We've all seen ads for drugs proliferate in the last few years. But, until we saw "Big Bucks, Big Pharma: Marketing Disease and Pushing Drugs," we never realized the full breadth of the insidious marketing strategies of Big Pharma.

Frankly, it kind of takes your breath away.

Although it has long been the basic tenet of American consumerism that advertising is built upon persuading potential buyers to feel that they need something that they don't really have to have, it's startling -- to say the least -- to see this tactic applied to medications.

Furthermore, the pharmacy companies play "games" by repackaging drugs with the most minor of changes and creating consumer-driven demand for name-brand products that are much more expensive than comparable generics. They even create new syndromes, which they then persuade consumers that there is a need for treating these "maladies" with an expensive pill.

"Big Bucks, Big Pharma pulls back the curtain on the multi-billion dollar pharmaceutical industry to expose the insidious ways that illness is used, manipulated, and in some instances created, for capital gain.

Focusing on the industry's marketing practices, media scholars and health professionals help viewers understand the ways in which direct-to-consumer (DTC) pharmaceutical advertising glamorizes and normalizes the use of prescription medication, and works in tandem with promotion to doctors.

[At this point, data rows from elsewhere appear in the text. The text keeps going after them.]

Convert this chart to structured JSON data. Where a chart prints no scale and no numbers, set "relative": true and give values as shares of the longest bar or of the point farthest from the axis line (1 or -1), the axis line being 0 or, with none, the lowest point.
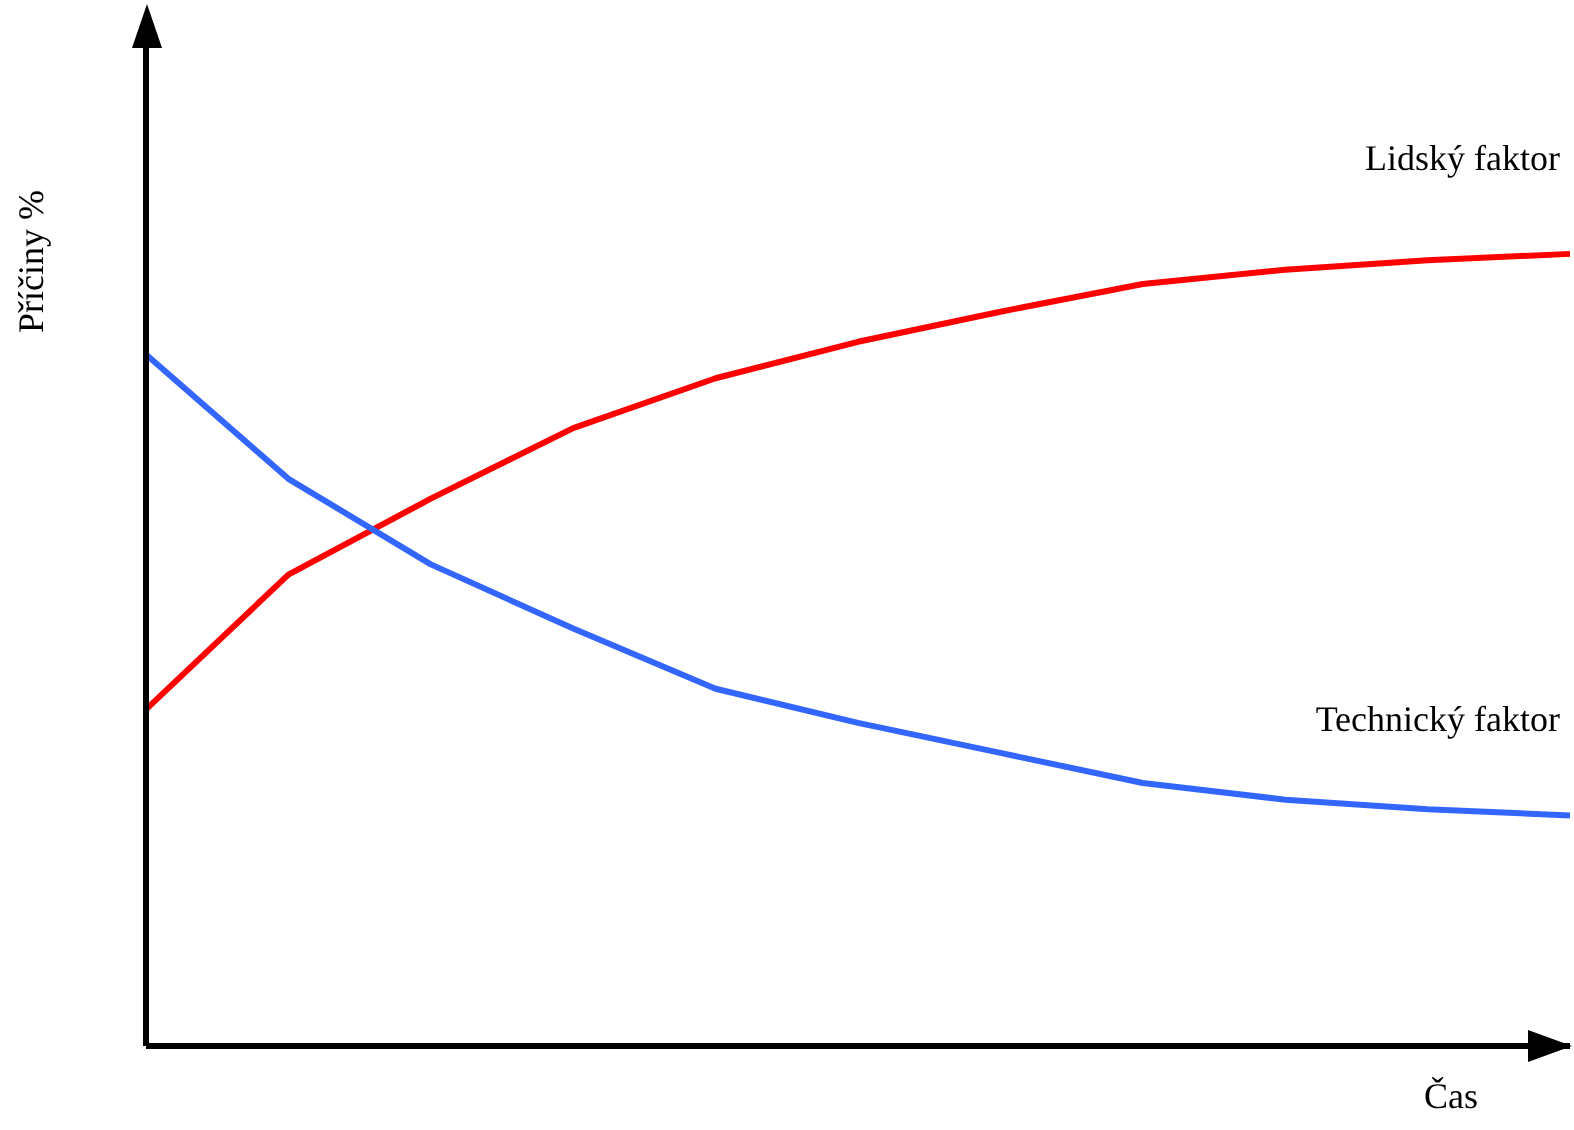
{
  "chart_data": {
    "type": "line",
    "relative": true,
    "xlabel": "Čas",
    "ylabel": "Příčiny %",
    "categories": [
      null,
      null,
      null,
      null,
      null,
      null,
      null,
      null,
      null,
      null,
      null
    ],
    "marker": "none",
    "series": [
      {
        "name": "Lidský faktor",
        "color": "#ff0000",
        "values": [
          0.425,
          0.595,
          0.691,
          0.78,
          0.843,
          0.889,
          0.927,
          0.962,
          0.98,
          0.992,
          1
        ]
      },
      {
        "name": "Technický faktor",
        "color": "#3366ff",
        "values": [
          0.873,
          0.716,
          0.608,
          0.527,
          0.451,
          0.408,
          0.37,
          0.332,
          0.311,
          0.299,
          0.291
        ]
      }
    ]
  }
}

Combined, these industry practices shape how both patients and doctors understand and relate to disease and treatment.

Ultimately, Big Bucks, Big Pharma challenges us to ask important questions about the consequences of relying on a for-profit industry for our health and well-being."

Narrated by Amy Goodman, this is a power-packed documentary with a punch.

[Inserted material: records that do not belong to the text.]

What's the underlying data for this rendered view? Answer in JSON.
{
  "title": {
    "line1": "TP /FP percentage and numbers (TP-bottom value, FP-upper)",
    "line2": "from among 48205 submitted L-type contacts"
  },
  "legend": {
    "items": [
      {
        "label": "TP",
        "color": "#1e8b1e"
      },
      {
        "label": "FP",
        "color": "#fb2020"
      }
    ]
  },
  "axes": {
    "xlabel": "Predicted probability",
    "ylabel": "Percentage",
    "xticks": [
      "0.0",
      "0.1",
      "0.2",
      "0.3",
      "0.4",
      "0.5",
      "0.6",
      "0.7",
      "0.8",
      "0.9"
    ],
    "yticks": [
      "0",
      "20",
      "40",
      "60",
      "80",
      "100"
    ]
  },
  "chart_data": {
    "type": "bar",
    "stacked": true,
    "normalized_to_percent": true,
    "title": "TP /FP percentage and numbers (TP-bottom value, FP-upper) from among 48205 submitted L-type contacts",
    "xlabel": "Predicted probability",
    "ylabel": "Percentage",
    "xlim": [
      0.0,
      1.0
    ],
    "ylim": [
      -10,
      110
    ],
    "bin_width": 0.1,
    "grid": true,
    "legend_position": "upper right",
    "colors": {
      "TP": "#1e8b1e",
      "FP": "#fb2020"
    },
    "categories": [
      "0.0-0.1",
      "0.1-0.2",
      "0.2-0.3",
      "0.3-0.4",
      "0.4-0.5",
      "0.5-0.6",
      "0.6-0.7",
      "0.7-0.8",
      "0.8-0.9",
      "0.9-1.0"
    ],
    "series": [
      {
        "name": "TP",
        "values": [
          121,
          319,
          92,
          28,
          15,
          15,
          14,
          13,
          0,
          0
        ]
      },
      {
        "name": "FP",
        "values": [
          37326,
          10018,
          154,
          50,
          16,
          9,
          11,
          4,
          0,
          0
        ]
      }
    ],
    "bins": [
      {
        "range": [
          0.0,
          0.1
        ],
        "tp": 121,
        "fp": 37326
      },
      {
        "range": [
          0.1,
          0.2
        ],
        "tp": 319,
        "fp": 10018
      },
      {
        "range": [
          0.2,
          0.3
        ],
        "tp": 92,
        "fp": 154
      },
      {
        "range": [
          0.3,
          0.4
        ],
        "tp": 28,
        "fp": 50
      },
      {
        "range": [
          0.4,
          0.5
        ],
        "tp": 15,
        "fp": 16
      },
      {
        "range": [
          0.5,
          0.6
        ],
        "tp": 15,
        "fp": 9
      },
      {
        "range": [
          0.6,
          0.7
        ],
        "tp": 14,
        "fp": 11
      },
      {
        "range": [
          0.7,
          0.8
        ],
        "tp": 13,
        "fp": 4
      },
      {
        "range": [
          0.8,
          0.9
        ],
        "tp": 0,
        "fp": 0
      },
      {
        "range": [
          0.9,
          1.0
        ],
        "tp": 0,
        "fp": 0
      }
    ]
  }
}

"Big Bucks, Big Pharma" rips away the industry claim that they charge high prices for medications only because they are nobly interested in research that will bring new miracle drugs to the marketplace.

In fact, high prices are often now driven by creating what is called a "push-pull" demand, in which consumers ask doctors to prescribe medications based on advertisements that the former has seen in the media. Many of these prescriptions are for symptoms that might not even need medication -- or for drugs that could be replaced with far less expensive generic pills.

In short, the pharmaceutical companies are ripping us off. Selling medications to consumers to them is basically no different than selling us Big Macs -- very, very expensive Big Macs.

It is, in essence, a scam.

Yes, we are to be thankful for medications that do wonderful things for people with physical diseases and mental health problems. But the industry that created effective pharmaceuticals decided that it wasn't enough to treat actual diseases; it would profit even more if it could persuade us that expensive drugs treated phantom diseases -- or highly-profitable "repackaged" drugs were more effective than their generic counterparts.

With healthcare costs being an increasing burden on Americans, the pharmaceutical industry is -- this film leaves no doubt -- ripping us off right and left.

And they have billions of dollars in profits to keep Congress from doing anything about it.